How to increase transmission system capacity and stability
Series compensation (SC)
The ongoing transformation of the energy system requires effective means to cope with growing challenges when it comes to reliable power transmission. Instead of building new lines to provide sufficient transmission capacity, it’s often better to use our flexible AC transmission systems (FACTS) technology to increase the transmission capacity. Both newly built transmission lines and existing systems benefit from Siemens’ advanced series compensation (SC) solutions that also help to improve the quality and stability of power transmission lines.
For decades, series compensation (SC) technology from Siemens has improved grid stability and contributed to the optimal utilization of transmission lines. Transmission system operators around the world have already benefited from solutions that were tailored to their specific requirements. Among the main benefits of series compensation are the reduction of line voltage drops, limitation of load-dependent drops, and a reduction of the transmission angle.
From fixed capacitors to high-power thyristors
Series compensation comes in three variations that offer different advantages and features. Our portfolio comprises the proven, simple fixed series capacitor and thyristor-equipped capacitors for advanced capabilities.
Cost-effective capacity expansion
The amount of power that can be transferred with long overhead transmission lines is limited by the impedance that can lead to voltage drops. For decades, fixed series compensation is the proven solution to maintain a minimum voltage profile and maximize utilization of transmission lines.
It works by connecting a capacitor bank in series with the transmission line to partially compensate the inductive impedance of the line while also increasing the voltage at the point of connection. The capacitors are protected by metal-oxide varistors (MOV) and – in case of a fault – by tripping the FSC and closing the bypass breaker. For instant protection, a triggered spark gap bypasses capacitors and MOVs within less than 1 ms. Even gap-less solutions are possible, provided that local requirements match. Due to this complexity Siemens recommends and offers individually designed solutions with fixed series capacitors.

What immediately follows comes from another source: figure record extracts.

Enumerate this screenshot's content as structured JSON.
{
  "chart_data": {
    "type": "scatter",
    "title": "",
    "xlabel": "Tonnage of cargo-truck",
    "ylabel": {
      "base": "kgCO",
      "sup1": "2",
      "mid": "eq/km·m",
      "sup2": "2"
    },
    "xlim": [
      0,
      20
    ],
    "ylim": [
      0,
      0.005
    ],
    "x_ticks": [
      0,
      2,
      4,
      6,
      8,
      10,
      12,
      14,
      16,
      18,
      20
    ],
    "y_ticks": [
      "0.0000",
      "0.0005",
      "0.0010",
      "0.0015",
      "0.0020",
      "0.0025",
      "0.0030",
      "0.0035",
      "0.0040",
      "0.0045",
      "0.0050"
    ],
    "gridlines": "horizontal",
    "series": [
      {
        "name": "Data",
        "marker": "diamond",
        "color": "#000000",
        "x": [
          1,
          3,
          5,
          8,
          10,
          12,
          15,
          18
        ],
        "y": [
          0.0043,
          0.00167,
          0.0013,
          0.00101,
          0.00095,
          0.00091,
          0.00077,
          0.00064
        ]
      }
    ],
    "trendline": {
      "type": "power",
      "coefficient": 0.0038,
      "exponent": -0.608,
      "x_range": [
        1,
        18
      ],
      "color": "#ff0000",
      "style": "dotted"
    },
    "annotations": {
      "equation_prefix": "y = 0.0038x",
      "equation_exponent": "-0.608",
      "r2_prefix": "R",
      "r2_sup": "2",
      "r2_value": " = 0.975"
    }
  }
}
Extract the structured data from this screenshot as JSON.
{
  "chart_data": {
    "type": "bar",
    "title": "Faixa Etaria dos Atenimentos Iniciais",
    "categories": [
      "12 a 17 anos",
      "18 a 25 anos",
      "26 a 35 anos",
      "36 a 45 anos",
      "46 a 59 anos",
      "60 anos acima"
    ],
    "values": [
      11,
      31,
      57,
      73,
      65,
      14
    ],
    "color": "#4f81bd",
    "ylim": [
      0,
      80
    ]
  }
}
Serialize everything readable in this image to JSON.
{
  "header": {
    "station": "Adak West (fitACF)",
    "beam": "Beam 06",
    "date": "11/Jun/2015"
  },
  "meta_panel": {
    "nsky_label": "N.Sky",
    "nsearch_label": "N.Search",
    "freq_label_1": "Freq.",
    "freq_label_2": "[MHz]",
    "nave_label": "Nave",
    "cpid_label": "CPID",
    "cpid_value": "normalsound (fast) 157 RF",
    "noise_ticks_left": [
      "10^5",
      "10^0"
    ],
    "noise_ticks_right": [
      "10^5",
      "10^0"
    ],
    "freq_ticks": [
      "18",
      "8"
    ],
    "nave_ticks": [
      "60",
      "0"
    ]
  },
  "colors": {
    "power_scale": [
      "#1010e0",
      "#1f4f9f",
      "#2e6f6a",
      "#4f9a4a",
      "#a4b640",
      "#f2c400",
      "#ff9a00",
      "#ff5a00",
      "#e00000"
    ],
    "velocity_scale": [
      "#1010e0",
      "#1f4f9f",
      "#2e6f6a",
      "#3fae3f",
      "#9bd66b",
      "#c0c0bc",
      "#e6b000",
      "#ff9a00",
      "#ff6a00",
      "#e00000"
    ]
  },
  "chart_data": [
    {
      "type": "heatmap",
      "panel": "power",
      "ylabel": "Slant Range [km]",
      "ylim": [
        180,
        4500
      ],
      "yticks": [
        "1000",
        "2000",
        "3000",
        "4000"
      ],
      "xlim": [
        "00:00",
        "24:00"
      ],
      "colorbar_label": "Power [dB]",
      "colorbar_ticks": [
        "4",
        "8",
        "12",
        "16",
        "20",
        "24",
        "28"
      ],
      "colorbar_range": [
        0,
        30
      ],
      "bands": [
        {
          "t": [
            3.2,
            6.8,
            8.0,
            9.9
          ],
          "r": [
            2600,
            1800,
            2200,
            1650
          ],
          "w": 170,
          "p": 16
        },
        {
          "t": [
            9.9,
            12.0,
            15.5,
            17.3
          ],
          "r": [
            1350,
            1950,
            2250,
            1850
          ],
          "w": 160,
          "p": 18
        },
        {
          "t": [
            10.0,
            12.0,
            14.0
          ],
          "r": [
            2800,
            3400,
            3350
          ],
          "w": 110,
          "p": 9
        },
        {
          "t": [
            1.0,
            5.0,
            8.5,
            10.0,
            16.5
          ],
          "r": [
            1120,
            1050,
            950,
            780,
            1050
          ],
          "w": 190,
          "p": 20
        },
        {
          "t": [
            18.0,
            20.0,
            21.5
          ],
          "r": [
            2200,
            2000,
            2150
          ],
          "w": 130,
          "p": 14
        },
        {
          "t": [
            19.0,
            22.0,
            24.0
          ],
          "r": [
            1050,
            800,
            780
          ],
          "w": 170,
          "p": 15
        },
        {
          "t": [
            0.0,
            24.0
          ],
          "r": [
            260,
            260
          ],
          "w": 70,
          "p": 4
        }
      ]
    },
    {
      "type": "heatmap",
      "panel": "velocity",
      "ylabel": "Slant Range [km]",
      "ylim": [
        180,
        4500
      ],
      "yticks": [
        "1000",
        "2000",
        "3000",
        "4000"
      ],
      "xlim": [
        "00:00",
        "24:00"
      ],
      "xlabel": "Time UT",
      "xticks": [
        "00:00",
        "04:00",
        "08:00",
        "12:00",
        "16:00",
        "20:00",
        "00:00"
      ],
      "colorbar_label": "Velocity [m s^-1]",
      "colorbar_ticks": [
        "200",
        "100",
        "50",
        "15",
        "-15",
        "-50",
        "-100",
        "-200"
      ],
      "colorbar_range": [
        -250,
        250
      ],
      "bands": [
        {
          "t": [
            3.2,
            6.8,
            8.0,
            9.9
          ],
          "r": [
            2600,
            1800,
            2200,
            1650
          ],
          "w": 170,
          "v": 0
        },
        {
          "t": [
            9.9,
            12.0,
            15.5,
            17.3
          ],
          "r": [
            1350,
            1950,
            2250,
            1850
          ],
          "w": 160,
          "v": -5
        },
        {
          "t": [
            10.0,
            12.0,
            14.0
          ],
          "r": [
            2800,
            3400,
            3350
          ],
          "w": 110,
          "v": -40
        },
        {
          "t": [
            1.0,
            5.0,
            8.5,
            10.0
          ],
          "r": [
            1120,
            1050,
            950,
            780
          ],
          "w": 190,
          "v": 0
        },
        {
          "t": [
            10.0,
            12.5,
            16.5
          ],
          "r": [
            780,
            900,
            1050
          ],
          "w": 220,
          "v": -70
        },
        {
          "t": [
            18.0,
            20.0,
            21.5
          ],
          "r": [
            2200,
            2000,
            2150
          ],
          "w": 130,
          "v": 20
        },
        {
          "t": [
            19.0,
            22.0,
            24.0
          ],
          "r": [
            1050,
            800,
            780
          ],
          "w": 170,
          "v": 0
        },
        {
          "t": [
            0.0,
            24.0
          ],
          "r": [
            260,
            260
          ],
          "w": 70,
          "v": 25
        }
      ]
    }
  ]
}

Fastest solution for service restoration
When maximum transmission capacity and availability are essential, a thyristor-protected series capacitor (TPSC) provides significant advantages over a fixed series capacitor. In combination with a current-limiting reactor, it protects the capacitor bank from overvoltages and fault currents, and allows immediate line reinsertion. As this solution doesn’t require MOVs and spark-gap, there’s no cool-down time after a fault.
Instead, in case of a fault the high-power thyristors are fired to bypass the capacitors within milliseconds. The air-cooled thyristors allow very quick reinsertion of the line, whereas cool-down times of MOVs can last minutes or hours, depending on the absorbed fault energy. This makes TPSC the preferred series compensation solution when maximum availability is key.
Dynamic line impedance control
To dynamically control the line impedance, a thyristor-controlled series capacitor (TCSC) is the best solution of choice. While fixed series capacitors only allow one discrete step in changing the line impedance, a TCSC allows impedance control within its designed control window.
By actively changing the impedance it becomes possible to damp power oscillations (POD) and to mitigate sub-synchronous resonance (SSR). Both are important for the stability and safety of generators in the grid, which could be harmed by the interaction of eigenfrequencies with the resonance frequency of the compensated line. The TCSC also enables specific line compensation when operating in steady state.
Actively controlling impedance
Series compensation provides the proven tools for controlling a line’s impedance in order to increase transmission capacity and grid stability. With thyristor-equipped capacitors it’s even possible to actively and dynamically control the impedance. Individually designed solutions provide the maximum outcome for grid operators.